Assistaient également : Bernard Arnaudon, Ludovic Bayle, Bertrand Cochard, Henry-Pascal-Eldin, Garlann Nizon, Amandine Renault, Daniel Suszwalak

1. Avis sur la charte partenariale GéoArdèche avant passage en Comité syndical
La présentation de la charte au Bureau se focalise sur les points essentiels et non sur la partie technique. Le partenariat mis en œuvre s’appelle « GéoArdèche ». Il implique quatre partenaires fondateurs : le CG07, le SDE07, le SDIS07 et le SMI.
Pour l’instant, le Président du SDE07 a seulement donné un accord de principe avant passage devant son propre Comité syndical.

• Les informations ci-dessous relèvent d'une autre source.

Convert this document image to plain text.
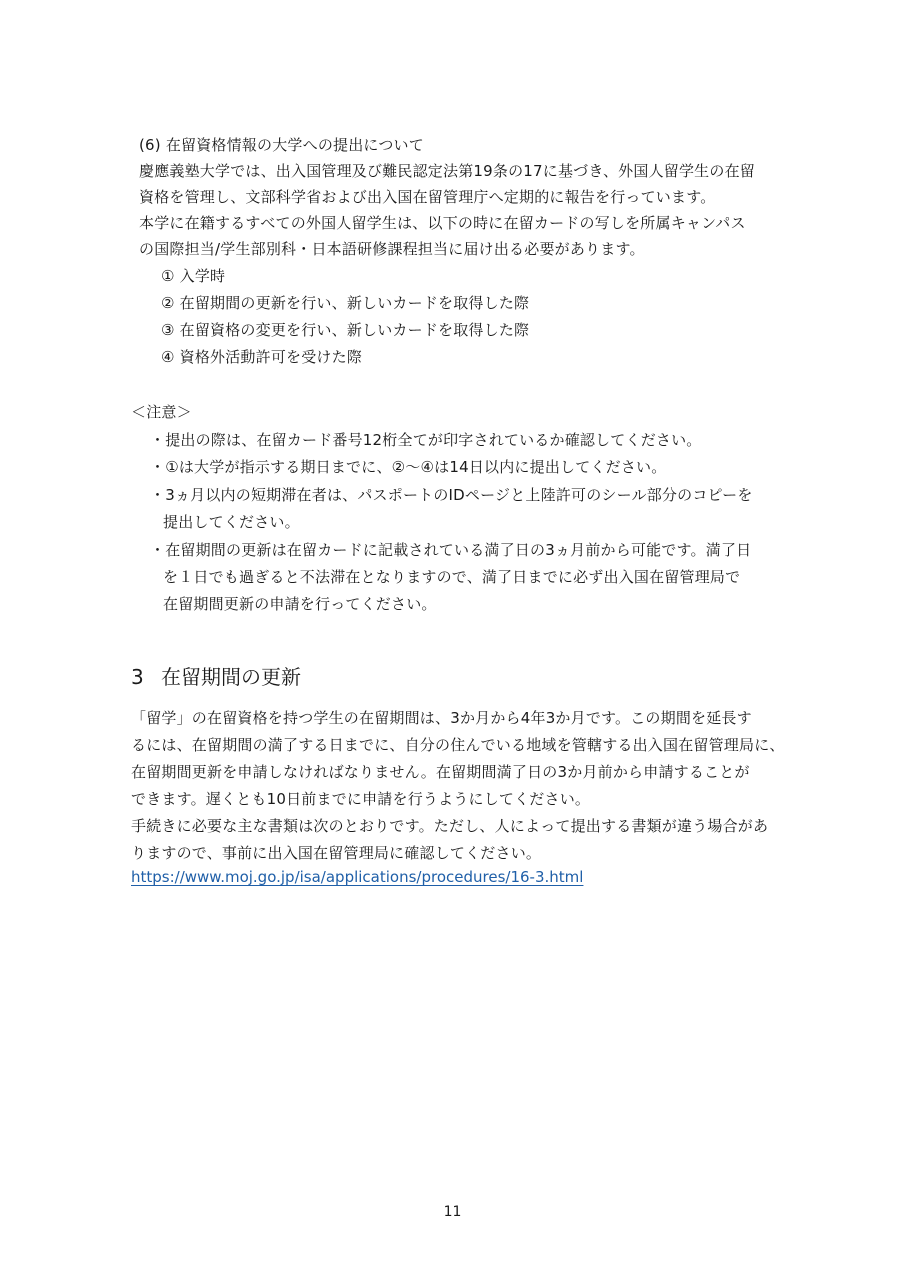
(6) 在留資格情報の大学への提出について
慶應義塾大学では、出入国管理及び難民認定法第19条の17に基づき、外国人留学生の在留
資格を管理し、文部科学省および出入国在留管理庁へ定期的に報告を行っています。
本学に在籍するすべての外国人留学生は、以下の時に在留カードの写しを所属キャンパス
の国際担当/学生部別科・日本語研修課程担当に届け出る必要があります。
① 入学時
② 在留期間の更新を行い、新しいカードを取得した際
③ 在留資格の変更を行い、新しいカードを取得した際
④ 資格外活動許可を受けた際
＜注意＞
・提出の際は、在留カード番号12桁全てが印字されているか確認してください。
・①は大学が指示する期日までに、②〜④は14日以内に提出してください。
・3ヵ月以内の短期滞在者は、パスポートのIDページと上陸許可のシール部分のコピーを
提出してください。
・在留期間の更新は在留カードに記載されている満了日の3ヵ月前から可能です。満了日
を１日でも過ぎると不法滞在となりますので、満了日までに必ず出入国在留管理局で
在留期間更新の申請を行ってください。
3 在留期間の更新
「留学」の在留資格を持つ学生の在留期間は、3か月から4年3か月です。この期間を延長す
るには、在留期間の満了する日までに、自分の住んでいる地域を管轄する出入国在留管理局に、
在留期間更新を申請しなければなりません。在留期間満了日の3か月前から申請することが
できます。遅くとも10日前までに申請を行うようにしてください。
手続きに必要な主な書類は次のとおりです。ただし、人によって提出する書類が違う場合があ
りますので、事前に出入国在留管理局に確認してください。
https://www.moj.go.jp/isa/applications/procedures/16-3.html
11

Il y a également deux autres acteurs importants : la Région Rhône-Alpes ainsi que l’État.
La Région est présente depuis les phases d’études. Elle est toujours informée de l’évolution de la plateforme.
Il est prévu dans la charte la possibilité d’intégrer les services de l’État (comme la Gendarmerie, la DDT, la DDFIP,…). Ces services sont demandeurs pour faire partie du partenariat. Des outils existent mais ils ne satisfont pas toujours leurs besoins. Début novembre, le Syndicat a rencontré en particulier la Direction départementale des finances publiques, qui souhaite également être un partenaire privilégié au titre des données cadastrales.

Didier Picheral s’inquiète de la confidentialité des données pour la Gendarmerie. Bertrand Cochard confirme qu’il y a bien une telle clause et que la plateforme prévoit des droits assez fins d’autorisation.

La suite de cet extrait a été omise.